If you were trying to reach a certain place in the world, you would chart a course (or more likely you would do what the voice on your phone tells you to do).  Much in the same way, the destinations of our lives determine the course of our lives.  Just as our journeys are shaped by our destination, our lives are shaped by our hopes.  David asks the Lord, “How long?”

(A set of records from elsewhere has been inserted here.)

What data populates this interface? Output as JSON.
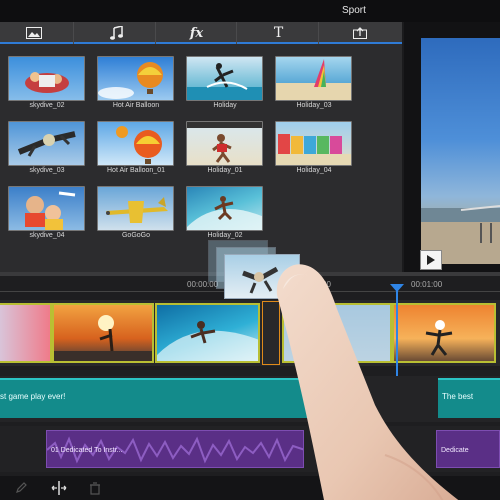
{
  "window": {
    "title": "Sport"
  },
  "tabs": [
    {
      "name": "image-tab",
      "icon": "image-icon"
    },
    {
      "name": "music-tab",
      "icon": "music-note-icon"
    },
    {
      "name": "fx-tab",
      "label": "fx",
      "icon": "fx-icon"
    },
    {
      "name": "title-tab",
      "label": "T",
      "icon": "text-icon"
    },
    {
      "name": "export-tab",
      "icon": "export-icon"
    }
  ],
  "media": [
    {
      "caption": "skydive_02"
    },
    {
      "caption": "Hot Air Balloon"
    },
    {
      "caption": "Holiday"
    },
    {
      "caption": "Holiday_03"
    },
    {
      "caption": "skydive_03"
    },
    {
      "caption": "Hot Air Balloon_01"
    },
    {
      "caption": "Holiday_01"
    },
    {
      "caption": "Holiday_04"
    },
    {
      "caption": "skydive_04"
    },
    {
      "caption": "GoGoGo"
    },
    {
      "caption": "Holiday_02"
    }
  ],
  "timeline": {
    "ticks": [
      "00:00:00",
      "00",
      "30",
      "00:01:00"
    ],
    "title_clip_1": "st game play ever!",
    "title_clip_2": "The best",
    "music_clip_1": "01 Dedicated To Instr...",
    "music_clip_2": "Dedicate"
  },
  "colors": {
    "accent": "#2f7bd6",
    "playhead": "#2f85e6",
    "video_border": "#b9bf33",
    "title_track": "#138b8b",
    "music_track": "#5a2f86"
  }
}
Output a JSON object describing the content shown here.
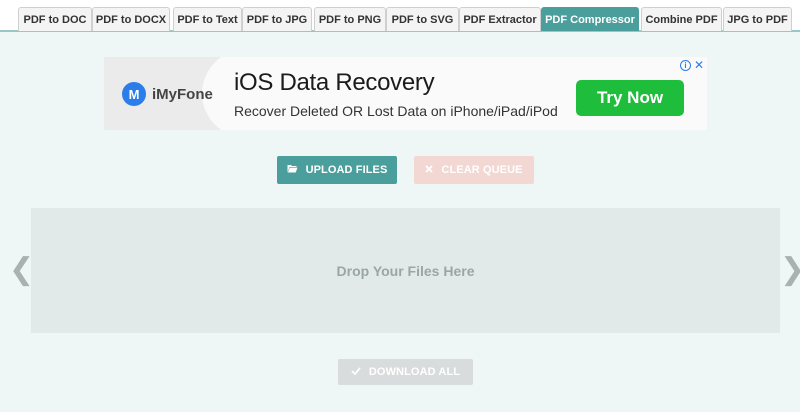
{
  "tabs": [
    {
      "label": "PDF to DOC"
    },
    {
      "label": "PDF to DOCX"
    },
    {
      "label": "PDF to Text"
    },
    {
      "label": "PDF to JPG"
    },
    {
      "label": "PDF to PNG"
    },
    {
      "label": "PDF to SVG"
    },
    {
      "label": "PDF Extractor"
    },
    {
      "label": "PDF Compressor",
      "active": true
    },
    {
      "label": "Combine PDF"
    },
    {
      "label": "JPG to PDF"
    }
  ],
  "ad": {
    "brand": "iMyFone",
    "logo_letter": "M",
    "title": "iOS Data Recovery",
    "subtitle": "Recover Deleted OR Lost Data on iPhone/iPad/iPod",
    "cta": "Try Now",
    "info_icon": "info-icon",
    "close_icon": "close-icon",
    "info_glyph": "i",
    "close_glyph": "✕"
  },
  "actions": {
    "upload_label": "UPLOAD FILES",
    "upload_icon": "folder-open-icon",
    "clear_label": "CLEAR QUEUE",
    "clear_icon": "close-icon",
    "download_label": "DOWNLOAD ALL",
    "download_icon": "check-icon"
  },
  "dropzone": {
    "text": "Drop Your Files Here"
  },
  "carousel": {
    "prev_glyph": "❮",
    "next_glyph": "❯"
  },
  "colors": {
    "accent": "#4a9e9c",
    "ad_cta": "#1fbd3c",
    "clear_button": "#f3d7d2",
    "download_button_disabled": "#d9dcdc"
  }
}
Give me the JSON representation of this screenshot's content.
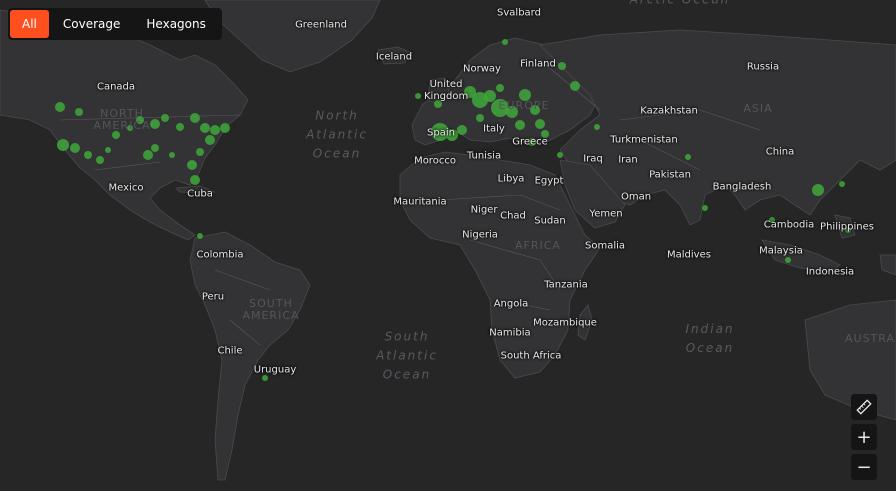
{
  "view_toggle": {
    "options": [
      {
        "label": "All",
        "active": true
      },
      {
        "label": "Coverage",
        "active": false
      },
      {
        "label": "Hexagons",
        "active": false
      }
    ]
  },
  "controls": {
    "measure_icon": "ruler-icon",
    "zoom_in": "+",
    "zoom_out": "−"
  },
  "map": {
    "countries": [
      "Svalbard",
      "Greenland",
      "Iceland",
      "Norway",
      "Finland",
      "Russia",
      "United Kingdom",
      "Canada",
      "Kazakhstan",
      "Spain",
      "Italy",
      "Turkmenistan",
      "Greece",
      "Morocco",
      "Tunisia",
      "Iraq",
      "Iran",
      "China",
      "Mexico",
      "Cuba",
      "Libya",
      "Egypt",
      "Pakistan",
      "Bangladesh",
      "Oman",
      "Mauritania",
      "Niger",
      "Chad",
      "Sudan",
      "Yemen",
      "Nigeria",
      "Somalia",
      "Maldives",
      "Cambodia",
      "Philippines",
      "Colombia",
      "Malaysia",
      "Indonesia",
      "Peru",
      "Tanzania",
      "Angola",
      "Mozambique",
      "Namibia",
      "Chile",
      "South Africa",
      "Uruguay"
    ],
    "continents": [
      "North America",
      "Europe",
      "Asia",
      "Africa",
      "South America",
      "Austra"
    ],
    "oceans": [
      "Arctic Ocean",
      "North Atlantic Ocean",
      "South Atlantic Ocean",
      "Indian Ocean"
    ],
    "colors": {
      "background": "#262626",
      "land": "#333335",
      "coverage": "#3fa83a",
      "accent": "#ff4f1f"
    }
  }
}
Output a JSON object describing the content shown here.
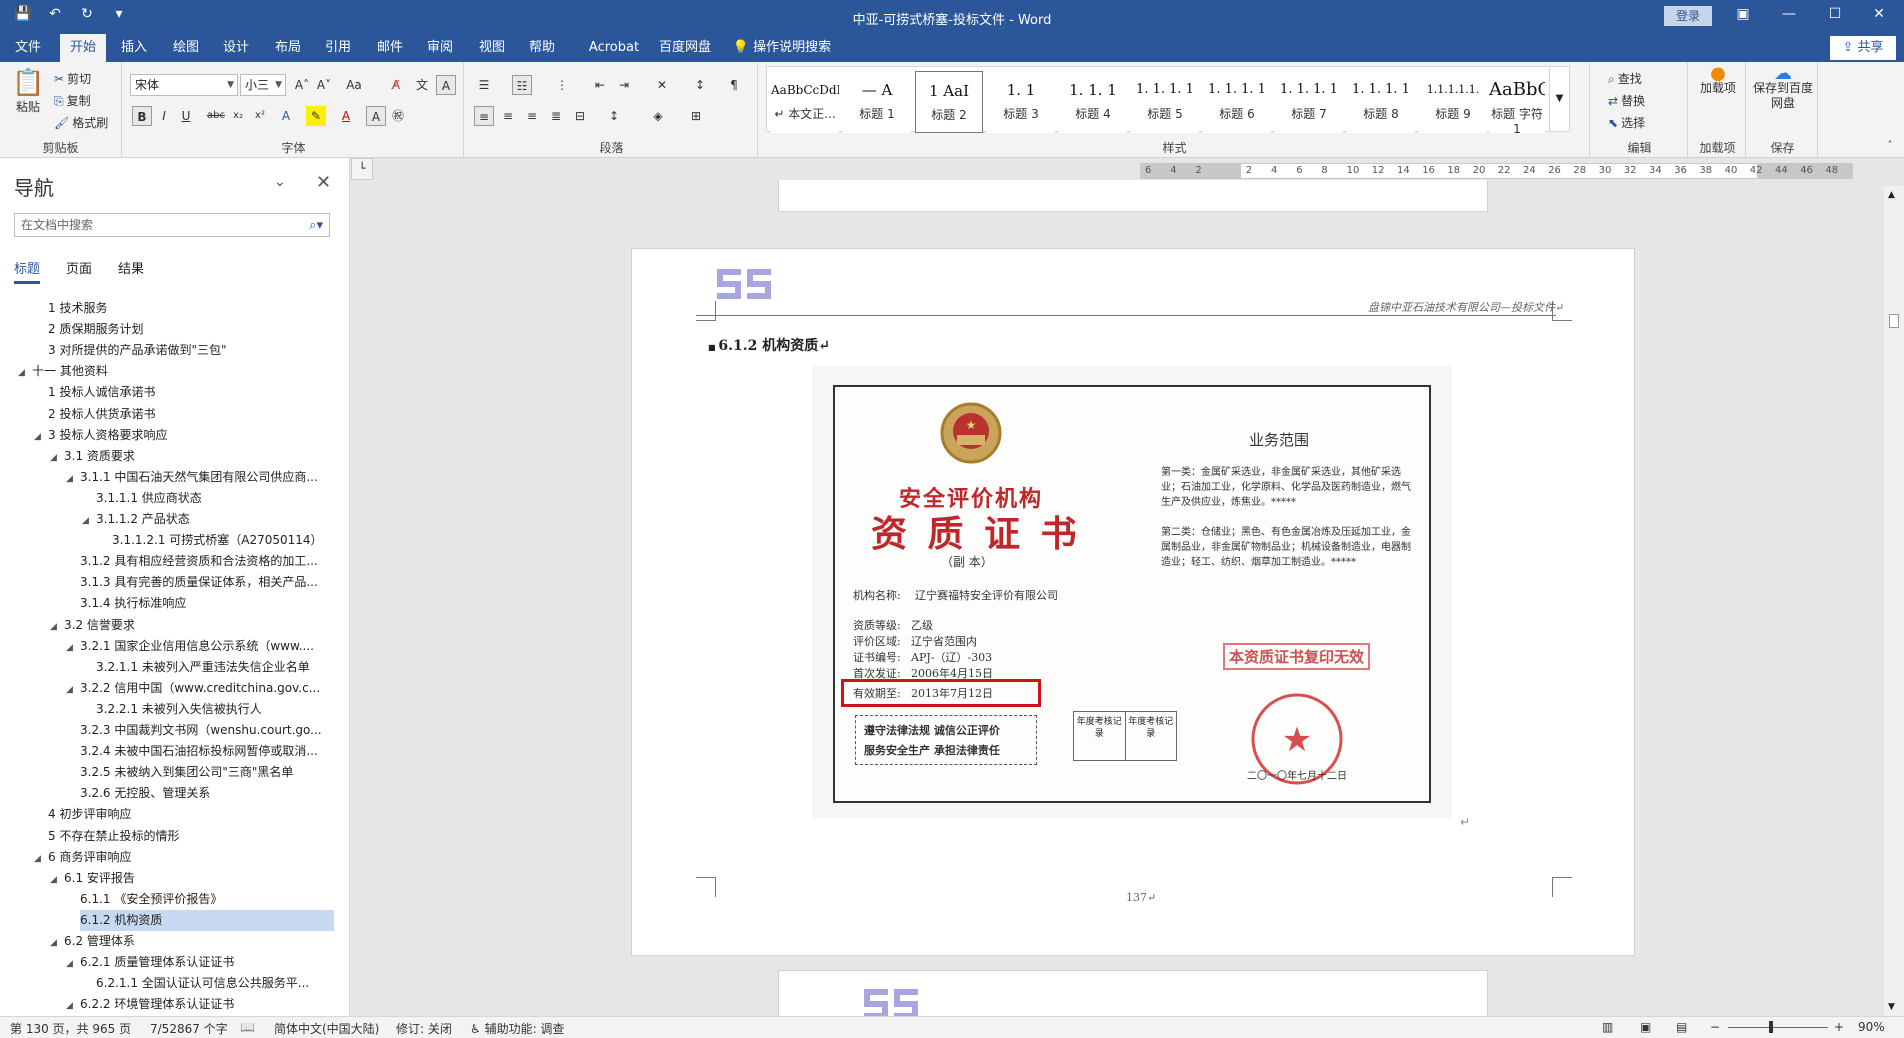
{
  "app": {
    "title": "中亚-可捞式桥塞-投标文件  -  Word",
    "login_label": "登录",
    "share_label": "共享"
  },
  "menu": {
    "tabs": [
      "文件",
      "开始",
      "插入",
      "绘图",
      "设计",
      "布局",
      "引用",
      "邮件",
      "审阅",
      "视图",
      "帮助",
      "Acrobat",
      "百度网盘",
      "操作说明搜索"
    ]
  },
  "ribbon": {
    "clipboard": {
      "paste": "粘贴",
      "cut": "剪切",
      "copy": "复制",
      "format_painter": "格式刷",
      "label": "剪贴板"
    },
    "font": {
      "name": "宋体",
      "size": "小三",
      "label": "字体"
    },
    "paragraph": {
      "label": "段落"
    },
    "styles": {
      "label": "样式",
      "items": [
        {
          "sample": "AaBbCcDdI",
          "name": "↵ 本文正..."
        },
        {
          "sample": "—  A",
          "name": "标题 1"
        },
        {
          "sample": "1  AaI",
          "name": "标题 2"
        },
        {
          "sample": "1. 1",
          "name": "标题 3"
        },
        {
          "sample": "1. 1. 1",
          "name": "标题 4"
        },
        {
          "sample": "1. 1. 1. 1",
          "name": "标题 5"
        },
        {
          "sample": "1. 1. 1. 1",
          "name": "标题 6"
        },
        {
          "sample": "1. 1. 1. 1",
          "name": "标题 7"
        },
        {
          "sample": "1. 1. 1. 1",
          "name": "标题 8"
        },
        {
          "sample": "1.1.1.1.1.",
          "name": "标题 9"
        },
        {
          "sample": "AaBbC",
          "name": "标题 字符1"
        }
      ]
    },
    "editing": {
      "find": "查找",
      "replace": "替换",
      "select": "选择",
      "label": "编辑"
    },
    "addins": {
      "load": "加载项",
      "label": "加载项"
    },
    "save": {
      "save_to": "保存到百度网盘",
      "label": "保存"
    }
  },
  "nav": {
    "title": "导航",
    "search_placeholder": "在文档中搜索",
    "tabs": [
      "标题",
      "页面",
      "结果"
    ],
    "items": [
      {
        "label": "1 技术服务",
        "level": 2,
        "arrow": ""
      },
      {
        "label": "2 质保期服务计划",
        "level": 2,
        "arrow": ""
      },
      {
        "label": "3 对所提供的产品承诺做到\"三包\"",
        "level": 2,
        "arrow": ""
      },
      {
        "label": "十一 其他资料",
        "level": 1,
        "arrow": "◢"
      },
      {
        "label": "1 投标人诚信承诺书",
        "level": 2,
        "arrow": ""
      },
      {
        "label": "2 投标人供货承诺书",
        "level": 2,
        "arrow": ""
      },
      {
        "label": "3 投标人资格要求响应",
        "level": 2,
        "arrow": "◢"
      },
      {
        "label": "3.1 资质要求",
        "level": 3,
        "arrow": "◢"
      },
      {
        "label": "3.1.1 中国石油天然气集团有限公司供应商...",
        "level": 4,
        "arrow": "◢"
      },
      {
        "label": "3.1.1.1 供应商状态",
        "level": 5,
        "arrow": ""
      },
      {
        "label": "3.1.1.2 产品状态",
        "level": 5,
        "arrow": "◢"
      },
      {
        "label": "3.1.1.2.1 可捞式桥塞（A27050114）",
        "level": 6,
        "arrow": ""
      },
      {
        "label": "3.1.2 具有相应经营资质和合法资格的加工...",
        "level": 4,
        "arrow": ""
      },
      {
        "label": "3.1.3 具有完善的质量保证体系，相关产品...",
        "level": 4,
        "arrow": ""
      },
      {
        "label": "3.1.4 执行标准响应",
        "level": 4,
        "arrow": ""
      },
      {
        "label": "3.2 信誉要求",
        "level": 3,
        "arrow": "◢"
      },
      {
        "label": "3.2.1 国家企业信用信息公示系统（www....",
        "level": 4,
        "arrow": "◢"
      },
      {
        "label": "3.2.1.1 未被列入严重违法失信企业名单",
        "level": 5,
        "arrow": ""
      },
      {
        "label": "3.2.2 信用中国（www.creditchina.gov.c...",
        "level": 4,
        "arrow": "◢"
      },
      {
        "label": "3.2.2.1 未被列入失信被执行人",
        "level": 5,
        "arrow": ""
      },
      {
        "label": "3.2.3 中国裁判文书网（wenshu.court.go...",
        "level": 4,
        "arrow": ""
      },
      {
        "label": "3.2.4 未被中国石油招标投标网暂停或取消...",
        "level": 4,
        "arrow": ""
      },
      {
        "label": "3.2.5 未被纳入到集团公司\"三商\"黑名单",
        "level": 4,
        "arrow": ""
      },
      {
        "label": "3.2.6 无控股、管理关系",
        "level": 4,
        "arrow": ""
      },
      {
        "label": "4 初步评审响应",
        "level": 2,
        "arrow": ""
      },
      {
        "label": "5 不存在禁止投标的情形",
        "level": 2,
        "arrow": ""
      },
      {
        "label": "6 商务评审响应",
        "level": 2,
        "arrow": "◢"
      },
      {
        "label": "6.1 安评报告",
        "level": 3,
        "arrow": "◢"
      },
      {
        "label": "6.1.1 《安全预评价报告》",
        "level": 4,
        "arrow": ""
      },
      {
        "label": "6.1.2 机构资质",
        "level": 4,
        "arrow": "",
        "highlight": true
      },
      {
        "label": "6.2 管理体系",
        "level": 3,
        "arrow": "◢"
      },
      {
        "label": "6.2.1 质量管理体系认证证书",
        "level": 4,
        "arrow": "◢"
      },
      {
        "label": "6.2.1.1 全国认证认可信息公共服务平...",
        "level": 5,
        "arrow": ""
      },
      {
        "label": "6.2.2 环境管理体系认证证书",
        "level": 4,
        "arrow": "◢"
      }
    ]
  },
  "ruler": {
    "ticks": [
      "6",
      "4",
      "2",
      "",
      "2",
      "4",
      "6",
      "8",
      "10",
      "12",
      "14",
      "16",
      "18",
      "20",
      "22",
      "24",
      "26",
      "28",
      "30",
      "32",
      "34",
      "36",
      "38",
      "40",
      "42",
      "44",
      "46",
      "48"
    ]
  },
  "document": {
    "header_text": "盘锦中亚石油技术有限公司—投标文件↵",
    "heading": "6.1.2 机构资质↵",
    "page_number": "137↵",
    "return_mark": "↵",
    "cert": {
      "org_type": "安全评价机构",
      "cert_title": "资 质 证 书",
      "copy_label": "（副  本）",
      "fields": [
        {
          "label": "机构名称:",
          "value": "辽宁赛福特安全评价有限公司"
        },
        {
          "label": "资质等级:",
          "value": "乙级"
        },
        {
          "label": "评价区域:",
          "value": "辽宁省范围内"
        },
        {
          "label": "证书编号:",
          "value": "APJ-（辽）-303"
        },
        {
          "label": "首次发证:",
          "value": "2006年4月15日"
        },
        {
          "label": "有效期至:",
          "value": "2013年7月12日"
        }
      ],
      "scope_title": "业务范围",
      "scope_1": "第一类：金属矿采选业，非金属矿采选业，其他矿采选业；石油加工业，化学原料、化学品及医药制造业，燃气生产及供应业，炼焦业。*****",
      "scope_2": "第二类：仓储业；黑色、有色金属冶炼及压延加工业，金属制品业，非金属矿物制品业；机械设备制造业，电器制造业；轻工、纺织、烟草加工制造业。*****",
      "stamp_copy_invalid": "本资质证书复印无效",
      "motto_1": "遵守法律法规  诚信公正评价",
      "motto_2": "服务安全生产  承担法律责任",
      "annual_1": "年度考核记录",
      "annual_2": "年度考核记录",
      "issue_date": "二〇一〇年七月十二日",
      "seal_text": "辽宁省安全生产监督管理局"
    }
  },
  "status": {
    "page": "第 130 页，共 965 页",
    "words": "7/52867 个字",
    "language": "简体中文(中国大陆)",
    "track": "修订: 关闭",
    "accessibility": "辅助功能: 调查",
    "zoom": "90%",
    "zoom_level": 0.9
  }
}
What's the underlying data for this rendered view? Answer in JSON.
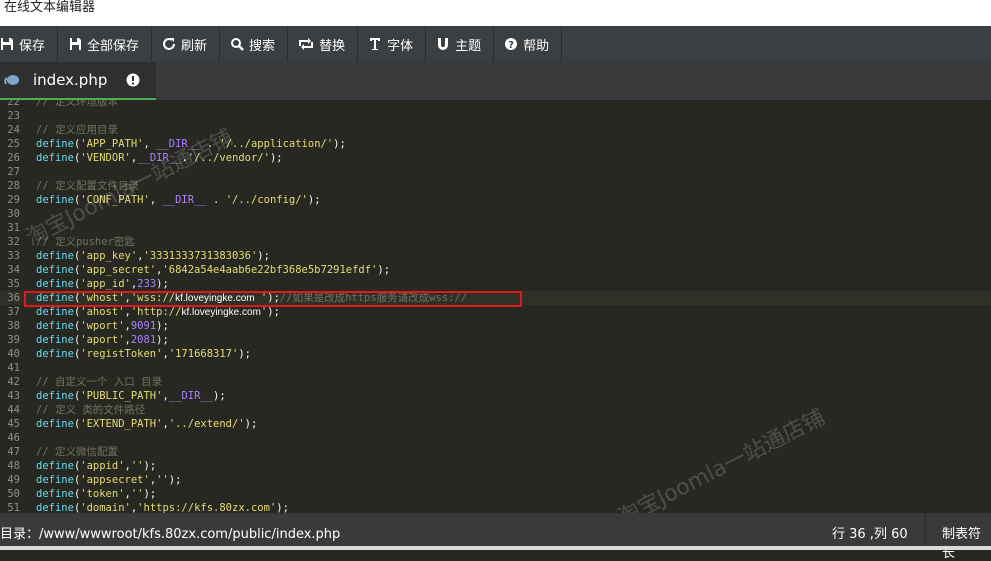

For many of us when we consider our hopes and dreams, we think of the positive ends we want for our own lives, our careers, and our family.  But David’s hopes in Ps. 13 rise up from the pit of despair.   He doesn’t have time for goals and vision, he just needs God to show up, right now.  He needs God, not something that resembles him.[1]C.S. Lewis, A Grief Observed

This psalm invites us in two directions.  First, we are to be people who pray this prayer on behalf of those who are in a situation similar to David’s.  David’s life is under the threat of imminent death.  He cries out in fear and in frustration, “How long until you fix this? Give light to my eyes, or I will sleep the sleep of death.”[2]vv.1-3   Paul describes the very fabric of creation echoing the anguish of David’s prayers.[3]Romans 8vv21-25  All around us, there are those praying, “How long until I see you?”  “How long until I am healed?” “How long until there is joy?” When we pray this psalm on behalf of our neighbors, we bear one another’s burdens and partner with God in their redemption and healing.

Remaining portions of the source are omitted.